Marché immobilier en 2019


marché immobilier

Bien que le marché de l’immobilier se porte toujours très bien, les dernières données suggèrent que les chiffres de ventes records sont en train de devenir lentement une chose du passé.

Le marché immobilier risque-t-il de s’effondrer ?

Les années 2017 et 2018 ont été une période de boom du marché immobilier. Un nombre record d’unités ont été vendues et de nombreux permis de construire ont été délivrés.

Toutefois, dès le second semestre de l’année dernière, cette tendance a commencé à se ralentir légèrement et le marché a rencontré quelques problèmes.

Ceci est principalement dû à une augmentation des prix des matériaux de construction et de la main d’œuvre, ce qui a entraîné une augmentation significative des coûts d’investissement.

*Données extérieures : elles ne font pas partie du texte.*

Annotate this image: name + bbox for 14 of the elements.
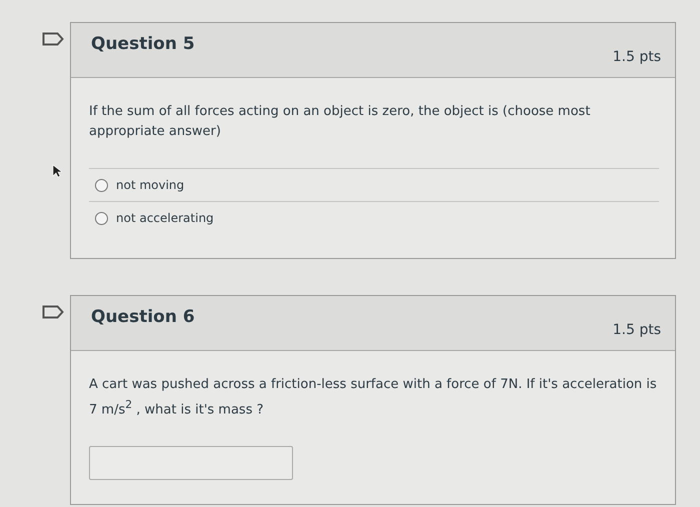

Ces coûts ont été répercutés sur les vendeurs, ce qui s’est traduit par une hausse dynamique des prix de l’immobilier, en particulier dans les lieux les plus attractifs, où la croissance annuelle a dépassé 10 %.

Auparavant, le marché était en grande partie stimulé par les investisseurs qui achetaient des appartements à louer. La rentabilité d’un tel investissement, en raison des faibles taux d’intérêt, est beaucoup plus élevée que dans le cas des dépôts bancaires. Plus les coûts initiaux sont faibles, plus le rendement à l’achat est élevé et plus rapide, de sorte que les prix de l’immobilier se sont révélés trop élevés pour les investisseurs.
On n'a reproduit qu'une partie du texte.